On the surface, though, you see only the gray rock called karst, and you admire the perseverance of the families who plant grape vines and olive trees here. The whites include picolit, malvasia and vitovska; the red varieties go beyond cabernet sauvignon and cabernet franc to include refosco, schiopettino, and terrano. (Go ahead, tell me you've tried vitovska!)

My visit here was sponsored by the Collio Carso wine consortium, but I was so taken with the cheese at Josko Sirk's La Subida the other night that we had to make a non-wine stop. It was at Dario Zidaric's farm and vineyard a few miles outside of Trieste, capital of the Friuli Venezia Giula region.

Dario is a big guy, a giant. Patient, kind, and unafraid of hard work. The perfect disposition, I'd say, for a farmer, or, for that matter, for a cheese-maker whose flagship product requires aging deep underground in a cave you have to actually descend into using serious climbing gear.

 His 90 cows give only half the milk of an industrial farm: 700 liters a day of unpasteurized organic milk (which translates to about 70 kg, 150 lbs, of cheese). He makes eight or nine different styles of cheese. The "simple" ones, like Montasio and caciotti bianchi, go to local shops via a network of cheesemongers. The more complex, like an aged caciotta covered with an indigenous herbs such as the thyme-like santoreggia, are destined for high-level restaurants across northern Italy and Austria.
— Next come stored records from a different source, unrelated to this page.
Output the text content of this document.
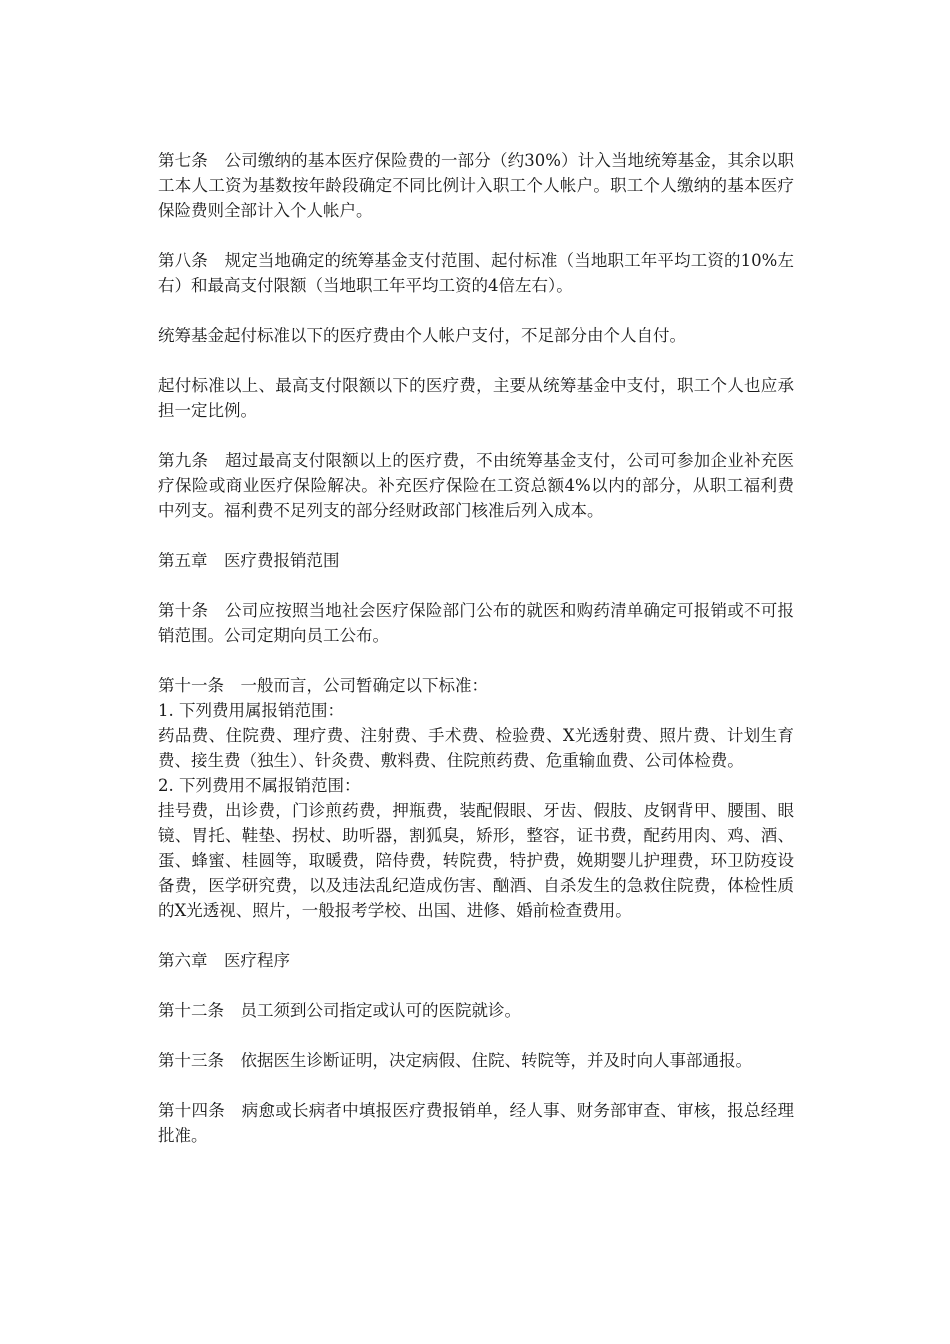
第七条　公司缴纳的基本医疗保险费的一部分（约30%）计入当地统筹基金，其余以职工本人工资为基数按年龄段确定不同比例计入职工个人帐户。职工个人缴纳的基本医疗保险费则全部计入个人帐户。
第八条　规定当地确定的统筹基金支付范围、起付标准（当地职工年平均工资的10%左右）和最高支付限额（当地职工年平均工资的4倍左右）。
统筹基金起付标准以下的医疗费由个人帐户支付，不足部分由个人自付。
起付标准以上、最高支付限额以下的医疗费，主要从统筹基金中支付，职工个人也应承担一定比例。
第九条　超过最高支付限额以上的医疗费，不由统筹基金支付，公司可参加企业补充医疗保险或商业医疗保险解决。补充医疗保险在工资总额4%以内的部分，从职工福利费中列支。福利费不足列支的部分经财政部门核准后列入成本。
第五章　医疗费报销范围
第十条　公司应按照当地社会医疗保险部门公布的就医和购药清单确定可报销或不可报销范围。公司定期向员工公布。
第十一条　一般而言，公司暂确定以下标准：
1. 下列费用属报销范围：
药品费、住院费、理疗费、注射费、手术费、检验费、X光透射费、照片费、计划生育费、接生费（独生）、针灸费、敷料费、住院煎药费、危重输血费、公司体检费。
2. 下列费用不属报销范围：
挂号费，出诊费，门诊煎药费，押瓶费，装配假眼、牙齿、假肢、皮钢背甲、腰围、眼镜、胃托、鞋垫、拐杖、助听器，割狐臭，矫形，整容，证书费，配药用肉、鸡、酒、蛋、蜂蜜、桂圆等，取暖费，陪侍费，转院费，特护费，娩期婴儿护理费，环卫防疫设备费，医学研究费，以及违法乱纪造成伤害、酗酒、自杀发生的急救住院费，体检性质的X光透视、照片，一般报考学校、出国、进修、婚前检查费用。
第六章　医疗程序
第十二条　员工须到公司指定或认可的医院就诊。
第十三条　依据医生诊断证明，决定病假、住院、转院等，并及时向人事部通报。
第十四条　病愈或长病者中填报医疗费报销单，经人事、财务部审查、审核，报总经理批准。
And then there's the Jamar, a cheese that spends four months ripening in a very damp, very dark cave 250 feet underground. You don't walk in, you don't ride in, you drop down, in full spelunking gear. (By coincidence, I think, there's a cave-climbing device manufactured in Switzerland called Jumar.) Dario does this once a week, taking 100 fresh, 10-lb cheeses with him and bringing a similar number of aged cheeses back up from their makeshift shelving. The ripened Jamar has a remarkably rich, nutty flavor that resembles a cave-aged Gruyère from Switzerland or a mature Comté from the Massif Central of France, earthy and truffle-scented. Once the mold is brushed off, it will sell for 25 euros a kilo, about $17 per pound.

Dario owns the cave outright. It's on (inside?) a piece of land a mile or so from his farm, but no, I didn't go down.